Birkaç ay önce Londra'nın ünlü mandırası Neal's Yard Dairy'nin peynir toplayıcılarından Nathalie Bouffe'u ağırladım. Bouffe'un çalıştığı Neal's Yard Dairy dünyadaki en iyi mandıra unvanına sahiptir. Bu nedeni de, garip gelmesin, sadece geleneksel ingiliz peynirleri satıyor olmasından... Borough Market'deki bu mandıraya gitmiştim. Nathalie ise İstanbul'a gezmek için geliyormuş ama ben illa ki peynirlerimizi tattırdım. Başkalarının görüşleri, iyi ya da kötü, ufkumuzu açar. Neticede Nathalie'yi Cihangir'deki ünlü "peynir bahçesi" diyelim, Antre'ye götürdüm.
Nathali'nin intibalarını sitesinde okudum. Fikirlerini iyice samimi açıklamış. Kars gravyerini, gravyer ile gouda peynirleri arasında derken fazla itibar etmemiş... Bu çeşitin ona cazip gelmemesi kuşkusuz birçok benzerinin Avrupa'da bulunması... Ve bunlar arasında Kars gravyerinin kendini göstermesi nerden baksanız epeyi zor... Doğrudan Nathalie'den dinlersek diyor ki "Peynirler hakiki birer Türk peyniri karakteri aldıklarında lezzetleri çok daha güzelleşti... Tuzlu Abazha fazla tuzlu mozzarella'yı andırıyor; tuzsuzu ise biraz lastik gibi ama inek sütünün hoş lezzeti var... Bu peynirlere zaman zaman kekik, çörek otu ve ceviz katılmış oluyor. Ben her ne kadar peynirde bu tür ilavelere alışık olmasam da bunları beğendim bu taze ve canlı çeşniler için peynir iyi bir lezzet yatağı işlevi görüyor."

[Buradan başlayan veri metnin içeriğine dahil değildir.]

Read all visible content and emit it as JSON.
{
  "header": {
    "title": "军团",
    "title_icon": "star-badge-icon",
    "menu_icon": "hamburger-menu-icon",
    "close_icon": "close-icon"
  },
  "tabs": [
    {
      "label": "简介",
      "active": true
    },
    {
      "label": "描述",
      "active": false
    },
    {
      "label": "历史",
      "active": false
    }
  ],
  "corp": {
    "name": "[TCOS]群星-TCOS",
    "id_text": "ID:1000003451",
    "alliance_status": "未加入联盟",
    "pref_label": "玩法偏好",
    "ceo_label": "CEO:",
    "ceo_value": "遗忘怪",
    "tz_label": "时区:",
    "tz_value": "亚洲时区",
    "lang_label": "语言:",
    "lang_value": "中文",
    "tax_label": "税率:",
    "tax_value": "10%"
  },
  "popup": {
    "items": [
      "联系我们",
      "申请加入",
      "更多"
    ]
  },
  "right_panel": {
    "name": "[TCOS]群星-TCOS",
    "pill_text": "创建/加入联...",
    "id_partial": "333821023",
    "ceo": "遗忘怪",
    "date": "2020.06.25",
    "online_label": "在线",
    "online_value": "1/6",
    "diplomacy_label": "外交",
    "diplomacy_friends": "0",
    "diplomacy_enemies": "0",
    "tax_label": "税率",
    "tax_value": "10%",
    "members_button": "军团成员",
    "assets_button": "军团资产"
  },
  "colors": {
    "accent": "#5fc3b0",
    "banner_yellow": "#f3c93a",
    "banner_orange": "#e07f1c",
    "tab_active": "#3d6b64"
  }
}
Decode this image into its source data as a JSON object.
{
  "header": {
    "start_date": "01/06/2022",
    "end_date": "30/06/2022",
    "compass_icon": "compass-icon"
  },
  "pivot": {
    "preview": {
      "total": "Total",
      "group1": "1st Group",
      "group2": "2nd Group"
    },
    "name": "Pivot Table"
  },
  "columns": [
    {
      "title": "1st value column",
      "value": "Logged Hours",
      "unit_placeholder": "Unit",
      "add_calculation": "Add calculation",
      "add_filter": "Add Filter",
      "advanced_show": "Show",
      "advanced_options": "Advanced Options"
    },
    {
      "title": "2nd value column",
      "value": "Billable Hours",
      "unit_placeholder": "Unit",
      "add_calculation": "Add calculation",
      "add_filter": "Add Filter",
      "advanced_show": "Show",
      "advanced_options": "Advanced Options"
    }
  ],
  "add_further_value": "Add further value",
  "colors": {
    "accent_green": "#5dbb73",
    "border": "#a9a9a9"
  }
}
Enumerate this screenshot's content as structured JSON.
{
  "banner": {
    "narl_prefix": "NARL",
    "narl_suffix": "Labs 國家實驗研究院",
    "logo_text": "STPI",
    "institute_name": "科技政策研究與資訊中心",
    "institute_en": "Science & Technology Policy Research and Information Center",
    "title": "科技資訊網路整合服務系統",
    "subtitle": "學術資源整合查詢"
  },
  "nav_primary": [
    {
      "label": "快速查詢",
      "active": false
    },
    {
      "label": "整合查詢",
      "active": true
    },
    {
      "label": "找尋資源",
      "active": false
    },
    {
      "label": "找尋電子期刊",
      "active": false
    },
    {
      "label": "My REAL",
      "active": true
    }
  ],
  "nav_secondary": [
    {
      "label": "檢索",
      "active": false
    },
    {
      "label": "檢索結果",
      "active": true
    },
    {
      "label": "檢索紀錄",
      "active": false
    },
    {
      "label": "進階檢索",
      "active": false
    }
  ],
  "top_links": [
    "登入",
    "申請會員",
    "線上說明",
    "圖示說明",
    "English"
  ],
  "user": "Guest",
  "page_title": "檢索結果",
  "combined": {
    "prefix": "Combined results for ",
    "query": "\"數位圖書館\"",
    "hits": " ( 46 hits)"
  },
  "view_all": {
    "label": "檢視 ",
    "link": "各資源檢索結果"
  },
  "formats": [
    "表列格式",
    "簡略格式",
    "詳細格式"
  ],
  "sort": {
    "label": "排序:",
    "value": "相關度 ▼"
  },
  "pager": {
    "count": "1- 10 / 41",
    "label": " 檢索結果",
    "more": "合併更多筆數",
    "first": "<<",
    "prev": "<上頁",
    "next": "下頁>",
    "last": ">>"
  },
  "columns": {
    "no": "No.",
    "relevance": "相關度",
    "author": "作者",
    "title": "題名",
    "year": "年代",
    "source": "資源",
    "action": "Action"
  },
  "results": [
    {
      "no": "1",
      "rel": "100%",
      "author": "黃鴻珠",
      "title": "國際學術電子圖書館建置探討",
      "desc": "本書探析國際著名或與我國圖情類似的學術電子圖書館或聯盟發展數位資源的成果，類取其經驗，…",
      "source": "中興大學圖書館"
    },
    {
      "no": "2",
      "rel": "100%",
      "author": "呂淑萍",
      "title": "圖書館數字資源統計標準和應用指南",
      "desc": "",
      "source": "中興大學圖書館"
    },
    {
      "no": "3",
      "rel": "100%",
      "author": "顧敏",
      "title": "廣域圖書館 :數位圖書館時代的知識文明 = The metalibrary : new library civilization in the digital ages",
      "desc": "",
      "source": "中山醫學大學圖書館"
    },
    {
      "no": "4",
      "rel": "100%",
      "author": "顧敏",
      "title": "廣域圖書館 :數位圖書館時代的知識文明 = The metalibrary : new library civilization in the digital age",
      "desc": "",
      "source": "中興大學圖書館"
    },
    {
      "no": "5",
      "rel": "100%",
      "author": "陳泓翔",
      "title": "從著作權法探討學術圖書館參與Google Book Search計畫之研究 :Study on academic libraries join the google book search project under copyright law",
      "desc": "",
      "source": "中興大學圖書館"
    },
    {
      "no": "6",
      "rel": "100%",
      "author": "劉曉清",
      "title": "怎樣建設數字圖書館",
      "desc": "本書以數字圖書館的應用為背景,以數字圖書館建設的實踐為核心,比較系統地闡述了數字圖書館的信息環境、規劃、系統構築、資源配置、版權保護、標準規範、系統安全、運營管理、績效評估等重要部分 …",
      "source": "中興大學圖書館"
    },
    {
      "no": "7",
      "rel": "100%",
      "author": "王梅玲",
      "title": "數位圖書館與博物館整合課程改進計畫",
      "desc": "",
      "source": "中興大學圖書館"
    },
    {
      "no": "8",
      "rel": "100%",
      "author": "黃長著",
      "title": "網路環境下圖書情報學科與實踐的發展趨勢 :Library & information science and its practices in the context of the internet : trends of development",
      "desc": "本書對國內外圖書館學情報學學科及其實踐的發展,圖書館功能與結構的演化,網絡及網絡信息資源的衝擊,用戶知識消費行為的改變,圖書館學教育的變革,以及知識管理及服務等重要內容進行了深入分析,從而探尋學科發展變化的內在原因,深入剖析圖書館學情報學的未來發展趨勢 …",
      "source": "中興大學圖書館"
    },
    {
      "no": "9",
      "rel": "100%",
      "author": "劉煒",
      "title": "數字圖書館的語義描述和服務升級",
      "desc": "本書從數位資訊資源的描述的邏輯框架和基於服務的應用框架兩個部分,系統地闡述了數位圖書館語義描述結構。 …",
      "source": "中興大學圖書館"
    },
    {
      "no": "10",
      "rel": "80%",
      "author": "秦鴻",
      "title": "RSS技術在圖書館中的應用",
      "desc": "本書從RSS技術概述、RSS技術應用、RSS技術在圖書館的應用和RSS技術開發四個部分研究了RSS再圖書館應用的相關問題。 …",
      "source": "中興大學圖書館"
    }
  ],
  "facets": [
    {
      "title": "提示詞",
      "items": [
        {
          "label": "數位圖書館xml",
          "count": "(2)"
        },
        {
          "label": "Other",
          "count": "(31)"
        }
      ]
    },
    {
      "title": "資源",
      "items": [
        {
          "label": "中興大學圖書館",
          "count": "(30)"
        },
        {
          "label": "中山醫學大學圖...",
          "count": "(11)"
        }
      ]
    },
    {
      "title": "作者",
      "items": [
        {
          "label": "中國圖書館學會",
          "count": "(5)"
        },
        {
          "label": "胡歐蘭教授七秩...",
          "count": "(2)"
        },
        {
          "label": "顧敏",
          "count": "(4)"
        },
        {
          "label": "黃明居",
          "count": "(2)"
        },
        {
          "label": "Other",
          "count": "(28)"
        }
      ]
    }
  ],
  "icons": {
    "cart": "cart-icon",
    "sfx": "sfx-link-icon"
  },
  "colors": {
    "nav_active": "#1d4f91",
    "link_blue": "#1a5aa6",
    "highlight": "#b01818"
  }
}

Koyun ve keçi sütünden yapılan Çorum, Kargı tulumu içinse "Efsaneler ilk peynirin sıcak bir günde, birinin keçi tulumu içinde süt taşırken sütün mayalanıp peynir haline gelmesinin ilk Türkiye ya da yakınlarında bir yerde olduğunu anlatırlar. Bu peynir de bana bu ilkelliği hatırlattı" demiş Nathalie. Oysa bilgi ve damağımı tazelemek yeniden için Antre'ye gittiğimden ben farklı bir intiba edindim. Çorum Kargı'yı aksine rafine ve lezzetli buldum. Çorum Kargı tulumu diğer tulum peynirleri gibi taneleşmiyor; krema gibi bir dokuda olması da özellikle ilginç. Bal, kuru üzüm ve incirle çok uyum sağlıyor. Yani yemek sonrası için de ideal. O tarihde tatmadığımız Ermenek (Konya ilinde ancak Toroslar'a da çok yakın) tulumu ise son keşfim. Yapılma yöntemini Artun Unsal kitabında ayrıntılı olarak anlatmış. Aslına bakarsanız Türkiye'de her bölgenin bir tulum peyniri var...
Genç olmasına rağmen tatmadığı peynir
pek kalmamış olan bu peynir uzmanın "Peynir hakkında konuşurken bir peynirin nerede ve niçin yapıldığı önem taşır. İklim, sofra ve yerel beslenme tarzı bir bölgenin peynirinin lezzetini belirler" şeklindeki saptaması çok doğru bir gözlemdi. Birçok peynirimizin çabuk tüketime yönelik olarak yapılması göçebe geçmişimiz ile ilgili kuşkusuz. Bizde peynirin börekte kullanımı ve ekmeğe katık olarak tüketimi yoğun ve beslenme amaçlıdır. Aksine Batı'da ise peynir günlük bir yiyecek olmaktan ziyade fantezi bir yiyecektir. Sofrada havyar gibi sunulur. Nathali'nin damağında peynirlerin yarattığı intiba çeşnilendirilmiş geleneksel peynirlerimizin ilgi çekeceği yönünde. Bu tüketim mekanizmasının her yeni lezzete iştah kabarttırdığı günümüzde önemsenecek bir tespit. Peynirlerimize lokantalarda daha fazla yer açıp görücüye çıkarmanın er geç yararı olur. Ve belki bir ünlü biri çıkıp da Paris, Mihaliç peynirine, Roma tuzsuz Urfa sıkmaya benziyor der mi, der.
Yabancı damakta Türk peyniri
Salvador Dali New York'a ilk gittiğinde kenti nasıl bulduğu sorusuna "Gotik bir Rokfor gibi" deyince Amerika'da bir anda bu peynir yok satmış!